How we test reliability.
Every mileage tracker claims to be accurate. Almost none of them tell you how they checked. Here’s how we check ours — and what our first real drive actually measured.
The claim that means nothing
“99% accurate.” You’ve seen it on every tracker’s marketing page. It’s a number with no test behind it — no drive, no reference, no method. It’s the kind of number a marketing team writes, not a number an engineer measured.
The problem with mileage accuracy specifically is that it’s easy to look accurate and hard to be accurate. A tracker that smooths its GPS trace aggressively will produce a clean-looking line that quietly under-counts your distance on every bend. A tracker that doesn’t bridge signal gaps will silently lose the tunnel you drove through. You’d never know — the app shows you a tidy map and a number, and you trust it, because what else are you going to do, drive the route again with a measuring wheel?
So before we put a number on anything, we built a test we could actually fail.
It’s easy to look accurate and hard to be accurate.
The capture-acceptance gate
Internally we call it the ยง4 gate. It’s a set of pass/fail checks a real drive has to clear before we’ll let the app anywhere near a launch. The important ones:
- Distance vs odometer. The app’s tracked distance is compared against the car’s actual odometer reading for the same drive. This is the headline honesty check — the odometer is the closest thing to ground truth a normal person has.
- Zero phantom trips. The app must not invent a second trip, split one drive into two, or log a journey that didn’t happen. One drive in, one trip out.
- Gap handling. When GPS drops — a tunnel, an underground car park, a tall-building street — the app has to bridge the gap sensibly and flag it, not silently lose the distance or teleport the line across the city.
- Background survival. The whole point is that you don’t have to open the app. The drive has to be captured with the phone in a pocket, the screen off, the app closed.
A drive that fails any of the hard checks doesn’t get rationalised away. It gets root-caused and fixed, and then we drive again.
The first real drive
On a 38-mile mixed route — motorway and suburban, the kind of drive a real user actually does — we ran the gate for the first time with both the app tracking and the odometer noted at start and finish.
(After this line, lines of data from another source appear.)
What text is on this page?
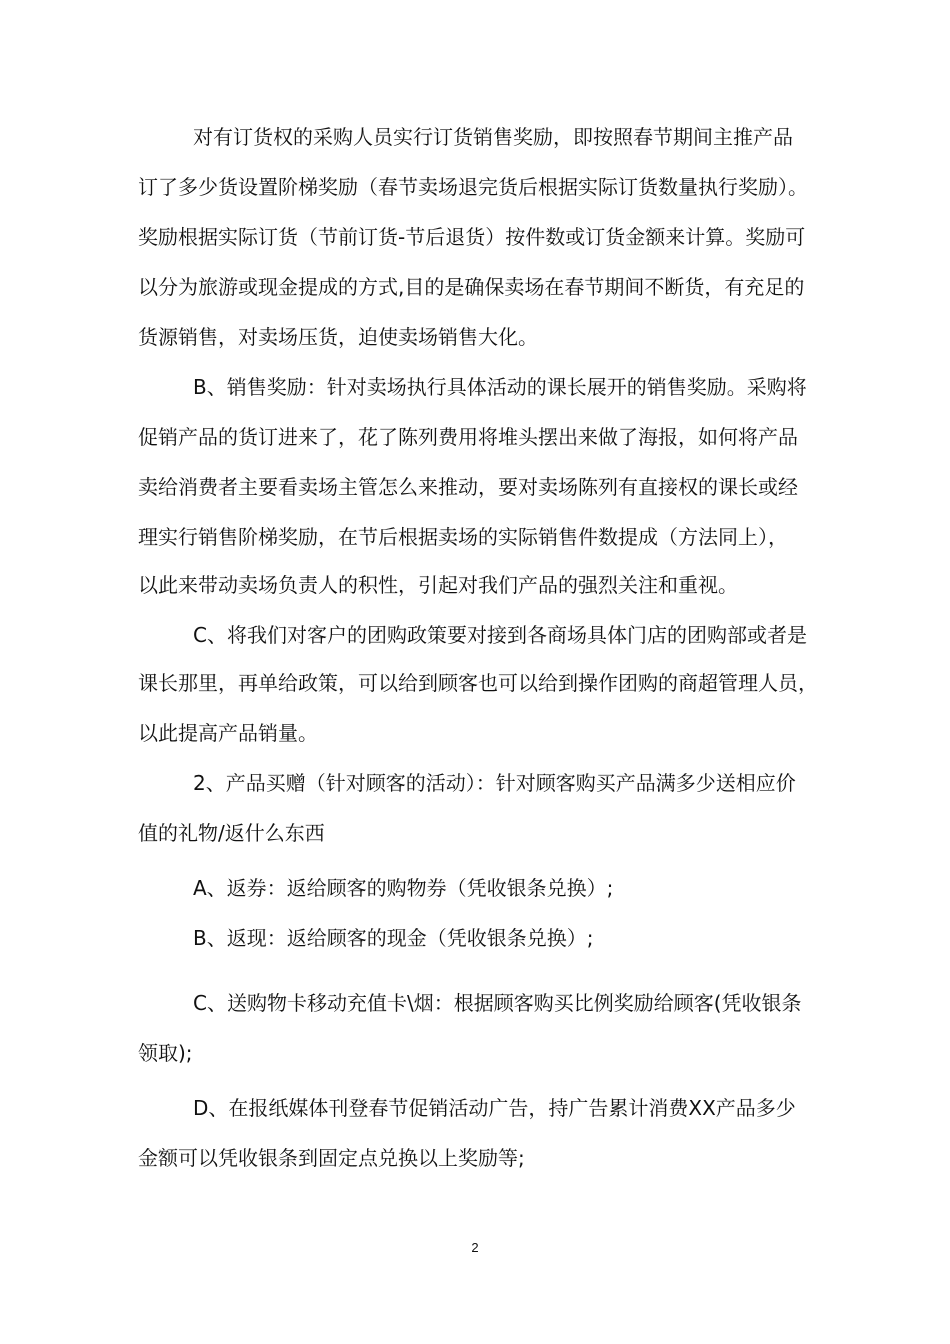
对有订货权的采购人员实行订货销售奖励，即按照春节期间主推产品
订了多少货设置阶梯奖励（春节卖场退完货后根据实际订货数量执行奖励）。
奖励根据实际订货（节前订货-节后退货）按件数或订货金额来计算。奖励可
以分为旅游或现金提成的方式,目的是确保卖场在春节期间不断货，有充足的
货源销售，对卖场压货，迫使卖场销售大化。
B、销售奖励：针对卖场执行具体活动的课长展开的销售奖励。采购将
促销产品的货订进来了，花了陈列费用将堆头摆出来做了海报，如何将产品
卖给消费者主要看卖场主管怎么来推动，要对卖场陈列有直接权的课长或经
理实行销售阶梯奖励，在节后根据卖场的实际销售件数提成（方法同上），
以此来带动卖场负责人的积性，引起对我们产品的强烈关注和重视。
C、将我们对客户的团购政策要对接到各商场具体门店的团购部或者是
课长那里，再单给政策，可以给到顾客也可以给到操作团购的商超管理人员，
以此提高产品销量。
2、产品买赠（针对顾客的活动）：针对顾客购买产品满多少送相应价
值的礼物/返什么东西
A、返券：返给顾客的购物券（凭收银条兑换）;
B、返现：返给顾客的现金（凭收银条兑换）;
C、送购物卡移动充值卡\烟：根据顾客购买比例奖励给顾客(凭收银条
领取);
D、在报纸媒体刊登春节促销活动广告，持广告累计消费XX产品多少
金额可以凭收银条到固定点兑换以上奖励等;
2
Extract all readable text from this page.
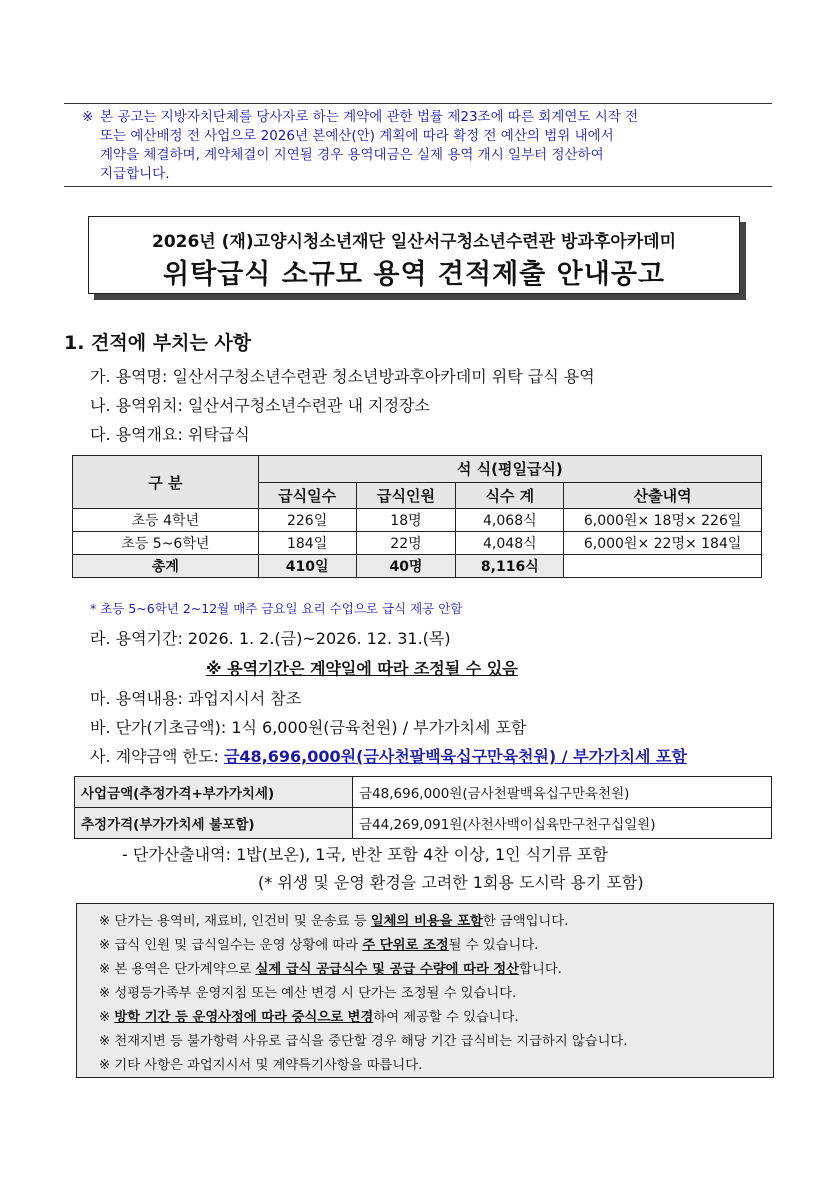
※ 본 공고는 지방자치단체를 당사자로 하는 계약에 관한 법률 제23조에 따른 회계연도 시작 전
또는 예산배정 전 사업으로 2026년 본예산(안) 계획에 따라 확정 전 예산의 범위 내에서
계약을 체결하며, 계약체결이 지연될 경우 용역대금은 실제 용역 개시 일부터 정산하여
지급합니다.
2026년 (재)고양시청소년재단 일산서구청소년수련관 방과후아카데미
위탁급식 소규모 용역 견적제출 안내공고
1. 견적에 부치는 사항
가. 용역명: 일산서구청소년수련관 청소년방과후아카데미 위탁 급식 용역
나. 용역위치: 일산서구청소년수련관 내 지정장소
다. 용역개요: 위탁급식
구 분	석 식(평일급식)			
	급식일수	급식인원	식수 계	산출내역
초등 4학년	226일	18명	4,068식	6,000원× 18명× 226일
초등 5~6학년	184일	22명	4,048식	6,000원× 22명× 184일
총계	410일	40명	8,116식	
* 초등 5~6학년 2~12월 매주 금요일 요리 수업으로 급식 제공 안함
라. 용역기간: 2026. 1. 2.(금)~2026. 12. 31.(목)
※ 용역기간은 계약일에 따라 조정될 수 있음
마. 용역내용: 과업지시서 참조
바. 단가(기초금액): 1식 6,000원(금육천원) / 부가가치세 포함
사. 계약금액 한도: 금48,696,000원(금사천팔백육십구만육천원) / 부가가치세 포함
사업금액(추정가격+부가가치세)	금48,696,000원(금사천팔백육십구만육천원)
추정가격(부가가치세 불포함)	금44,269,091원(사천사백이십육만구천구십일원)
- 단가산출내역: 1밥(보온), 1국, 반찬 포함 4찬 이상, 1인 식기류 포함
(* 위생 및 운영 환경을 고려한 1회용 도시락 용기 포함)
※ 단가는 용역비, 재료비, 인건비 및 운송료 등 일체의 비용을 포함한 금액입니다.
※ 급식 인원 및 급식일수는 운영 상황에 따라 주 단위로 조정될 수 있습니다.
※ 본 용역은 단가계약으로 실제 급식 공급식수 및 공급 수량에 따라 정산합니다.
※ 성평등가족부 운영지침 또는 예산 변경 시 단가는 조정될 수 있습니다.
※ 방학 기간 등 운영사정에 따라 중식으로 변경하여 제공할 수 있습니다.
※ 천재지변 등 불가항력 사유로 급식을 중단할 경우 해당 기간 급식비는 지급하지 않습니다.
※ 기타 사항은 과업지시서 및 계약특기사항을 따릅니다.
38.4 tracked vs 38 on the clock
First real-world capture-acceptance drive. Within about 1%. 2,373 GPS samples, the full route captured in the background. The two big GPS gaps both turned out to be the car sitting still (a parking warm-up and a traffic light), not lost signal.
I want to be careful about how much weight that carries, because being careful is the whole point of this essay. It is one drive. The car’s odometer only reads to the nearest mile, so the “truth” I’m comparing against has its own half-mile of slop built in. I could compute a tidy-looking percentage to two decimal places, and internally we did, but publishing it as a precise headline would be exactly the kind of marketing-number dishonesty this essay is complaining about.
What I’ll say instead is the honest version: on the first real drive, the app came within about a percent of the odometer, captured the whole route in the background, and didn’t invent or lose anything. That’s a genuinely good first result. It is not yet a reliability claim, and I’m not going to call it one.
What it would take to actually claim a number
A real accuracy claim — the kind we’d be willing to print on the product page — needs more than one good drive. It needs:
- Many drives, many conditions. City, motorway, rural, stop-start traffic, bad weather, tunnels, multi-storey car parks. Accuracy that holds only on a clear-sky motorway run isn’t accuracy, it’s luck.
- Multiple phones. A Pixel, a Galaxy, an iPhone. Each manufacturer handles background apps differently — Samsung especially is aggressive about killing them — and a tracker that only works on one phone isn’t reliable, it’s a demo.
- Battery honesty. Background GPS costs power. We want to measure the cost properly and tell you what it actually is, not bury it.
- The worst case, not the average. We care more about the drive where it nearly went wrong than the one where everything was perfect. The number that matters is the floor, not the mean.
Why we’re telling you this before we’ve finished
Because the alternative is to say nothing until launch and then announce a confident percentage, and you’d have no way to know whether it came from a lab or a copywriter.
This is the deal we’re trying to make with the kind of person Keepwright is for: we’ll show you the method while it’s still in progress, we’ll tell you what we’ve measured and what we haven’t, and we won’t put a number on the box until the number is real. When we do claim an accuracy figure, this is the test it will have come from — and we’ll tell you how many drives, on what phones, in what conditions.
Until then: one good drive, measured honestly, openly hedged. That’s where we are.